Segurança jurídica não nasce do improviso, nasce da previsibilidade. É ela que permite que cidadãos, empresas e o próprio poder público planejem, invistam e executem políticas sem medo de revés a cada mudança de vento. Quando o sistema legal oferece regras claras, estáveis e aplicadas de forma coerente, o resultado é confiança – o ativo mais valioso para qualquer sociedade que pretenda conciliar desenvolvimento econômico e proteção ambiental.
O contrário também é verdadeiro. Mudanças repentinas de entendimento por parte de autoridades, por mais bem-intencionadas que sejam, criam um ambiente de incerteza. São trocas de regra no meio do jogo: projetos paralisam, custos aumentam, riscos se multiplicam. E, por tabela, abre-se espaço para disputas intermináveis e decisões casuísticas que corroem a credibilidade das instituições.
Dito isso, é preciso franqueza e maturidade ao tratar da pauta ambiental no Parque dos Poderes e no Parque Estadual do Prosa. Ali, convivem sensibilidade ecológica, patrimônio paisagístico e, ao redor, uma cidade em expansão, com intensa pressão imobiliária. Fingir que essa tensão não existe é negar o óbvio, explorá-la politicamente é agravar o problema.
Nesta edição mostramos que o Conselho Nacional do Meio Ambiente (Conama), em resolução recente, validou empreendimentos no entorno de parques, hipótese que se aplica a Campo Grande. A mensagem implícita é: é possível compatibilizar uso urbano e proteção ambiental, desde que atendidos parâmetros técnicos e condicionantes ambientais. Trata-se de uma diretriz que dá horizonte e, portanto, colabora para a previsibilidade.
Ao mesmo tempo, o Ministério Público de Mato Grosso do Sul (MPMS) cobra, com as suas razões, que Estado e Prefeitura regulamentem a zona de amortecimento do Parque do Prosa.
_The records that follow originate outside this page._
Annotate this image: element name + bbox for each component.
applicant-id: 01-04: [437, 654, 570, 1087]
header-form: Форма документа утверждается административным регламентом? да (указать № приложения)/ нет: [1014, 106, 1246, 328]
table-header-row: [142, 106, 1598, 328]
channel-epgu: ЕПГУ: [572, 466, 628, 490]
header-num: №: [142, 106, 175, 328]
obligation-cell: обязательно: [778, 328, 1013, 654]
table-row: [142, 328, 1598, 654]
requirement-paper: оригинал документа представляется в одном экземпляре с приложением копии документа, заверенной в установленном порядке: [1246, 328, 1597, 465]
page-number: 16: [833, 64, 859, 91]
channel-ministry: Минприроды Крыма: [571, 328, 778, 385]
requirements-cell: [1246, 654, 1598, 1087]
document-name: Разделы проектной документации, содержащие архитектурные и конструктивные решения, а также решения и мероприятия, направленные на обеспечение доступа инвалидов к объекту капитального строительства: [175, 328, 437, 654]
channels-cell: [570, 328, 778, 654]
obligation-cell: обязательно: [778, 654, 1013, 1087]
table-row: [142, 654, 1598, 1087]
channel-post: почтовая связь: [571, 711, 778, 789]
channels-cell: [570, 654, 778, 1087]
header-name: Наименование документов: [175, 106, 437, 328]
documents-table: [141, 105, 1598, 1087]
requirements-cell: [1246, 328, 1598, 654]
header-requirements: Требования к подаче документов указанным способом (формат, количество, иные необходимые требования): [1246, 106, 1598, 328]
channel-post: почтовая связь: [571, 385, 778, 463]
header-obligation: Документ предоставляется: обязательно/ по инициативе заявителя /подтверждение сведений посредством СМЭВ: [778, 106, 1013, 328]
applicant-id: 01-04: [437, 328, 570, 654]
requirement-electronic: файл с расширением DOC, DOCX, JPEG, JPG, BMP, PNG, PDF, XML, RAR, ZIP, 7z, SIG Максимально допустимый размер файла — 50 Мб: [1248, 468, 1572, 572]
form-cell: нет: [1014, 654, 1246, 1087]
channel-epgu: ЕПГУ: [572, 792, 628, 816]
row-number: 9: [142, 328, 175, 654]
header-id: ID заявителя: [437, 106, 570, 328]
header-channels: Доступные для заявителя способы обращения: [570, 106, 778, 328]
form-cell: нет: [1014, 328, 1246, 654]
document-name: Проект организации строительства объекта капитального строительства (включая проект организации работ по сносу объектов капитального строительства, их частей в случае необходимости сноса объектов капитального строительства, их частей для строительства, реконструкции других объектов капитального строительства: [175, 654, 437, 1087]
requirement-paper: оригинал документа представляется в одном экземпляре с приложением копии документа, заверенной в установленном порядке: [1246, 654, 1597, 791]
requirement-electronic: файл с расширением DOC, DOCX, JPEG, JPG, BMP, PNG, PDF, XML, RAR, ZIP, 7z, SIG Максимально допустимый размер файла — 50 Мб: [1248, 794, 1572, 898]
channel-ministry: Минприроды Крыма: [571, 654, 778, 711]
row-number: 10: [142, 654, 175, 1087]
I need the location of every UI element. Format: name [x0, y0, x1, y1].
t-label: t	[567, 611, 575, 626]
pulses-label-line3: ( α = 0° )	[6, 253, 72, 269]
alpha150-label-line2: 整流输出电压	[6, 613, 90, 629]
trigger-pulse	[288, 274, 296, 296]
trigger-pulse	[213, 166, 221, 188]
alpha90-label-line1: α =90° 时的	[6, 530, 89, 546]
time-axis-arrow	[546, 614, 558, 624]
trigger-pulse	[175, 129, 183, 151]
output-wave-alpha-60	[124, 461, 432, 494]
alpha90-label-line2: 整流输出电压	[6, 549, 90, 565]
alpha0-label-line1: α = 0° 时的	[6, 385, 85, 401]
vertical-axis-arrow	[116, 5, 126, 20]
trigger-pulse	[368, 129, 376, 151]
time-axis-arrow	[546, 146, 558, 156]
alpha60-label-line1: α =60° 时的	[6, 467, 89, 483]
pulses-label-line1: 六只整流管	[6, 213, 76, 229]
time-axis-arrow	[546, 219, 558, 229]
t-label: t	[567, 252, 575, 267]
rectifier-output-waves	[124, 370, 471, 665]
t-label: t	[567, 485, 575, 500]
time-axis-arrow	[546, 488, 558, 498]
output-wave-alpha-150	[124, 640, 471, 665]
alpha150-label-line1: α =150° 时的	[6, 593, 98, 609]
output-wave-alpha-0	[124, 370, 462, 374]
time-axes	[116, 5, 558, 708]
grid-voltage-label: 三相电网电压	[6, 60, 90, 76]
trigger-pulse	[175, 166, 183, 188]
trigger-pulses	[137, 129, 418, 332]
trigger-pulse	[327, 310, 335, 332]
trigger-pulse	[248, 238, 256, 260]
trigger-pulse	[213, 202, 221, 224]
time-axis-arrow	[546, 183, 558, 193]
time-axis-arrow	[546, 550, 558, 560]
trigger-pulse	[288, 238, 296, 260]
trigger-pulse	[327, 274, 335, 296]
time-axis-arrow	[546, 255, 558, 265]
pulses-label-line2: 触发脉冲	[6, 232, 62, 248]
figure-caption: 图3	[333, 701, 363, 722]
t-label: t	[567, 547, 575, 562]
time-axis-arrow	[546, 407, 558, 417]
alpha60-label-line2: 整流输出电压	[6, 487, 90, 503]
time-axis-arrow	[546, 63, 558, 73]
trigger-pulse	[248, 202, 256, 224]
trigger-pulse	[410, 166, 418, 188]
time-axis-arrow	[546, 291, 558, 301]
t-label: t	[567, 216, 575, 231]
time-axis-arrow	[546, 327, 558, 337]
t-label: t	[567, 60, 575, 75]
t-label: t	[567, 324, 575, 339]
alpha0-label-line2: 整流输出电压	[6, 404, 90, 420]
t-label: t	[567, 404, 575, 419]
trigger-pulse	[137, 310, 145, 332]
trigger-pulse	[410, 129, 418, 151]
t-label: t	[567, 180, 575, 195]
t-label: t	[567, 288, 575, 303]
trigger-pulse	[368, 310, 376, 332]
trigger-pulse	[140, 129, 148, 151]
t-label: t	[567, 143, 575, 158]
A lacuna normativa local abre margem a interpretações díspares e insegurança. Sem parâmetros claros – largura de faixa, critérios de adensamento, gabarito, permeabilidade, compensações – qualquer decisão vira campo minado.
Eis um caso em que os dois lados têm razões atendíveis: há o imperativo de preservar e há o direito de construir dentro da lei. O entendimento ideal, portanto, não é interromper projetos em andamento e muito menos autorizar a toque de caixa, é garantir regras explícitas, estáveis e operacionais, que valham para todos e sejam aplicadas com rigor técnico.
A solução madura passa pela propositura de uma lei, construída a várias mãos. O governo de Mato Grosso do Sul tem expertise recente: a Lei do Pantanal resultou de diálogo amplo e produziu um marco que hoje orienta agentes públicos e privados. Há lições a replicar: escuta qualificada, transparência de dados, metas verificáveis e prazos factíveis.
Talvez seja esse o caminho também aqui. Uma lei específica para a zona de amortecimento do Prosa – e diretrizes para o Parque dos Poderes – com mapas oficiais, critérios ambientais objetivos, exigências de estudo de impacto, contrapartidas proporcionais e mecanismos de monitoramento. Que preveja transição para empreendimentos já licenciados e regras claras para os que estão em análise.
O que não se pode admitir é a governança por sobressaltos: ora uma canetada que paralisa, ora um despacho que libera sem respaldo técnico. Racionalidade é o nome do jogo. E racionalidade, aqui, significa não embargar obra em conformidade com a legislação e, simultaneamente, exigir que toda nova proposta cumpra requisitos ambientais nítidos, auditáveis e públicos.